I have a single computation node with 32 CPUs. I have defined two different partitions that both use this node. If I for example send two jobs on partition A requesting 20 CPUs and 25 CPUs, the second job will wait for resources. If instead I sent them on the two separate partitions, 20 CPUs on A and 25 CPUs on B, both start. If I run scontrol show node, it claims only 25 CPUs are allocated.

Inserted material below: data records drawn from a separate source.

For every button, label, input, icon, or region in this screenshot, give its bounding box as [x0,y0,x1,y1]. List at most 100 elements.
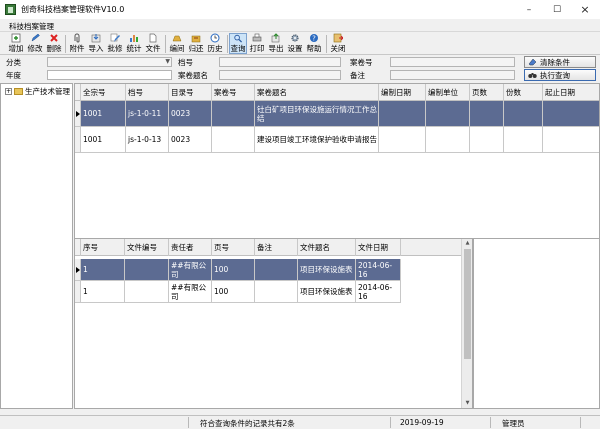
maximize-button[interactable]: ☐ [543,0,571,19]
eraser-icon [528,58,537,66]
delete-button[interactable]: 删除 [45,33,63,54]
table-cell [125,281,169,303]
help-button[interactable]: ? 帮助 [305,33,323,54]
export-icon [271,33,280,43]
execute-query-button[interactable]: 执行查询 [524,69,596,81]
table-cell [125,259,169,281]
table-cell: ##有限公司 [169,259,212,281]
column-header[interactable]: 起止日期 [543,84,599,101]
settings-button[interactable]: 设置 [286,33,304,54]
record-count-text: 符合查询条件的记录共有2条 [200,419,295,428]
file-button[interactable]: 文件 [144,33,162,54]
toolbar-separator [165,35,166,53]
menu-item-tech-archive[interactable]: 科技档案管理 [9,21,54,32]
table-cell: 1001 [81,127,126,153]
column-header[interactable]: 份数 [504,84,543,101]
table-row[interactable]: 1 ##有限公司 100 项目环保设施表 2014-06-16 [75,259,401,281]
category-select[interactable]: ▼ [47,57,172,67]
window-close-button[interactable]: × [571,0,599,19]
print-button[interactable]: 打印 [248,33,266,54]
close-button[interactable]: 关闭 [329,33,347,54]
table-cell: 100 [212,281,255,303]
table-row[interactable]: 1001 js-1-0-13 0023 建设项目竣工环境保护验收申请报告 [75,127,599,153]
statistics-icon [130,35,138,42]
status-date: 2019-09-19 [400,418,444,427]
statistics-button[interactable]: 统计 [125,33,143,54]
remarks-input[interactable] [390,70,515,80]
column-header[interactable]: 案卷号 [212,84,255,101]
import-icon [91,34,101,43]
add-button[interactable]: 增加 [7,33,25,54]
column-header[interactable]: 备注 [255,239,298,256]
column-header[interactable]: 编制日期 [379,84,426,101]
column-header[interactable]: 序号 [81,239,125,256]
column-header[interactable]: 案卷题名 [255,84,379,101]
export-button[interactable]: 导出 [267,33,285,54]
history-button[interactable]: 历史 [206,33,224,54]
column-header[interactable]: 全宗号 [81,84,126,101]
title-bar: 创奇科技档案管理软件V10.0 – ☐ × [0,0,600,19]
tree-item-production-tech[interactable]: + 生产技术管理 [5,86,70,97]
year-input[interactable] [47,70,172,80]
case-grid-header: 全宗号 档号 目录号 案卷号 案卷题名 编制日期 编制单位 页数 份数 起止日期 [75,84,599,101]
file-grid: 序号 文件编号 责任者 页号 备注 文件题名 文件日期 1 ##有限公司 100… [74,238,473,409]
status-separator [390,417,391,428]
return-button[interactable]: 归还 [187,33,205,54]
column-header[interactable]: 文件编号 [125,239,169,256]
column-header[interactable]: 编制单位 [426,84,470,101]
table-cell [212,101,255,127]
table-cell: 1001 [81,101,126,127]
status-separator [490,417,491,428]
arrange-button[interactable]: 编间 [168,33,186,54]
column-header[interactable]: 页数 [470,84,504,101]
archive-no-input[interactable] [219,57,341,67]
table-cell: ##有限公司 [169,281,212,303]
column-header[interactable]: 页号 [212,239,255,256]
table-cell [543,101,599,127]
attachment-button[interactable]: 附件 [68,33,86,54]
column-header[interactable]: 档号 [126,84,169,101]
import-button[interactable]: 导入 [87,33,105,54]
column-header[interactable]: 文件日期 [356,239,401,256]
scroll-down-icon[interactable]: ▼ [462,399,472,408]
delete-icon [50,34,58,42]
table-cell: 0023 [169,101,212,127]
scroll-up-icon[interactable]: ▲ [462,239,472,248]
file-grid-scrollbar[interactable]: ▲ ▼ [461,239,472,408]
clear-conditions-button[interactable]: 清除条件 [524,56,596,68]
column-header[interactable]: 文件题名 [298,239,356,256]
window-title: 创奇科技档案管理软件V10.0 [21,5,125,14]
table-cell: js-1-0-11 [126,101,169,127]
file-grid-header: 序号 文件编号 责任者 页号 备注 文件题名 文件日期 [75,239,472,256]
table-row[interactable]: 1001 js-1-0-11 0023 钍白矿项目环保设施运行情况工作总结 [75,101,599,127]
column-header[interactable]: 责任者 [169,239,212,256]
tree-item-label: 生产技术管理 [25,87,70,96]
search-icon [234,34,243,43]
batch-edit-button[interactable]: 批修 [106,33,124,54]
table-cell [255,259,298,281]
table-cell: 1 [81,281,125,303]
case-title-input[interactable] [219,70,341,80]
edit-button[interactable]: 修改 [26,33,44,54]
column-header[interactable]: 目录号 [169,84,212,101]
scrollbar-thumb[interactable] [464,249,471,359]
table-cell: 100 [212,259,255,281]
table-cell [379,101,426,127]
svg-text:?: ? [312,35,316,43]
table-cell: 项目环保设施表 [298,281,356,303]
case-no-label: 案卷号 [350,58,373,67]
status-bar: 符合查询条件的记录共有2条 2019-09-19 管理员 [0,415,600,429]
table-cell: js-1-0-13 [126,127,169,153]
status-separator [188,417,189,428]
attachment-icon [74,33,80,43]
search-button[interactable]: 查询 [229,33,247,54]
batch-edit-icon [110,33,120,42]
minimize-button[interactable]: – [515,0,543,19]
table-cell [470,127,504,153]
table-cell [504,127,543,153]
print-icon [252,33,262,42]
status-separator [580,417,581,428]
table-row[interactable]: 1 ##有限公司 100 项目环保设施表 2014-06-16 [75,281,401,303]
case-no-input[interactable] [390,57,515,67]
expand-icon[interactable]: + [5,88,12,95]
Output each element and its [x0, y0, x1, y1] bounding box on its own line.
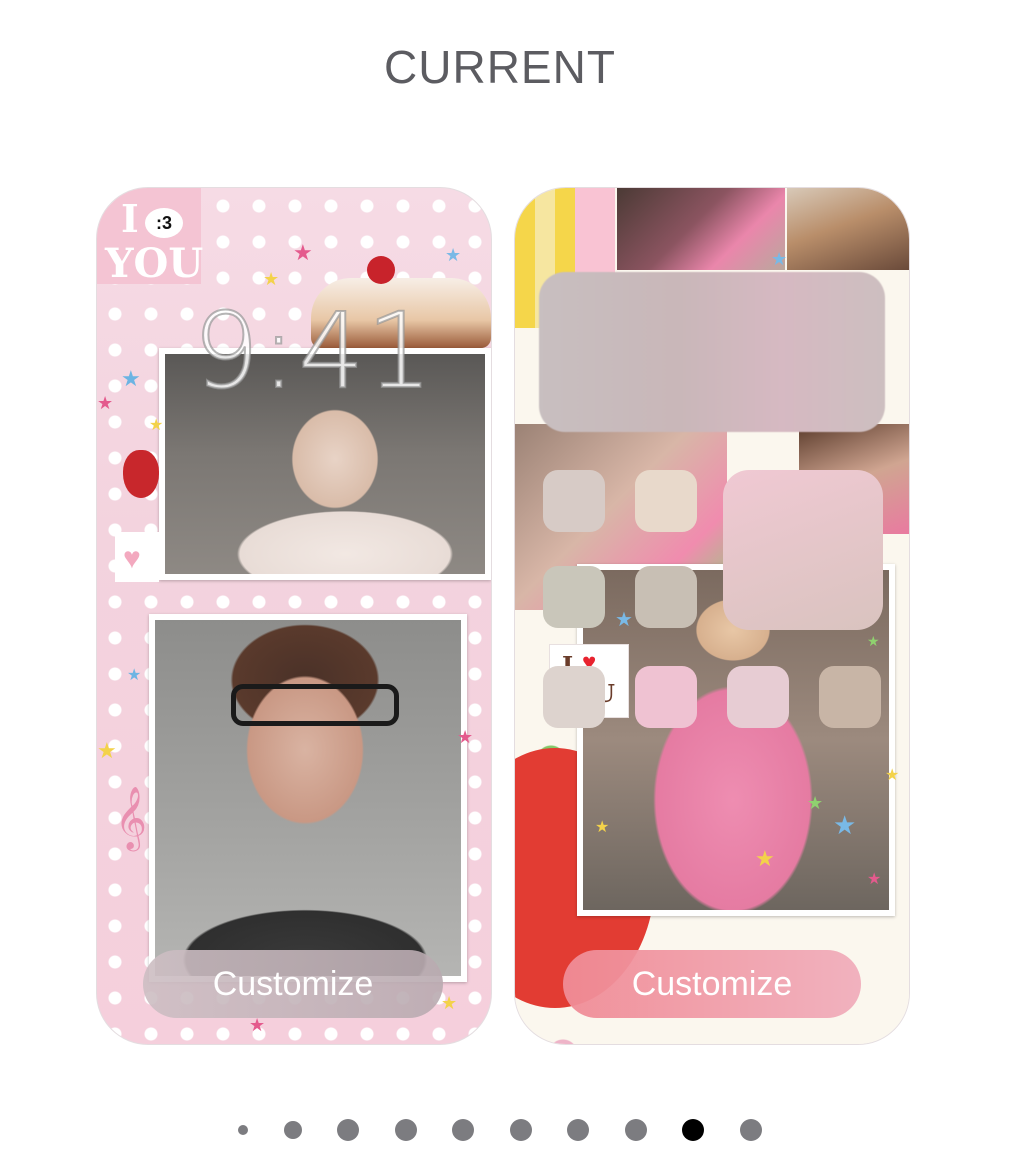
page-dot[interactable] — [567, 1119, 590, 1141]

It plainly seems that the two partitions are not respecting the resource allocation of each other despite sharing node. I have turned OverSubscribe=NO and had no success.
Below is my slurm.conf
MpiDefault=none
ProctrackType=proctrack/linuxproc
TaskPlugin=task/affinity,task/cgroup
ReturnToService=1
#
##Debug
SlurmUser=slurm
RebootProgram="/usr/sbin/reboot"
SlurmctldPidFile=/var/run/slurmctld.pid
SlurmdPidFile=/var/run/slurmd.pid
SlurmdSpoolDir=/var/spool/slurmd
StateSaveLocation=/var/spool/slurmSave
# # SCHEDULING
SchedulerType=sched/builtin
SchedulerParameters=preempt_youngest_first,preempt_strict_order
PriorityType=priority/basic
SelectType=select/cons_res
SelectTypeParameters=CR_Core_Memory,CR_ONE_TASK_PER_CORE
PreemptType=preempt/partition_prio
PreemptMode=suspend,gang
SlurmctldParameters=preempt_send_user_signal
AccountingStorageType=accounting_storage/slurmdbd
AccountingStorageTRES=gres/license
ClusterName=simulation
#JobAcctGatherFrequency=30
JobAcctGatherType=jobacct_gather/cgroup
#SlurmctldDebug=debug5
#SlurmdDebug=debug5
SlurmctldLogFile=/var/log/slurmLog/slurmctld.log
SlurmSchedLogFile=/var/log/slurmLog/slurmsched.log
SlurmdLogFile=/var/log/slurmLog/slurmd.log
JobCompType=jobcomp/filetxt
# # Licenses as generic resources
GresTypes=license
# #
# # COMPUTE NODES
NodeName=cl014 Sockets=2 CoresPerSocket=16 ThreadsPerCore=1 State=UNKNOWN RealMemory=237852
PartitionName=A MaxTime=INFINITE PriorityTier=2 PreemptMode=suspend Default=NO Nodes=se-got-cl014 OverSubScribe=NO
PartitionName=B MaxTime=INFINITE PriorityTier=2 PreemptMode=suspend Default=NO Nodes=se-got-cl014 OverSubscribe=NO
What are we getting wrong?
Nodes=se-got-cl014butNodeName=cl014?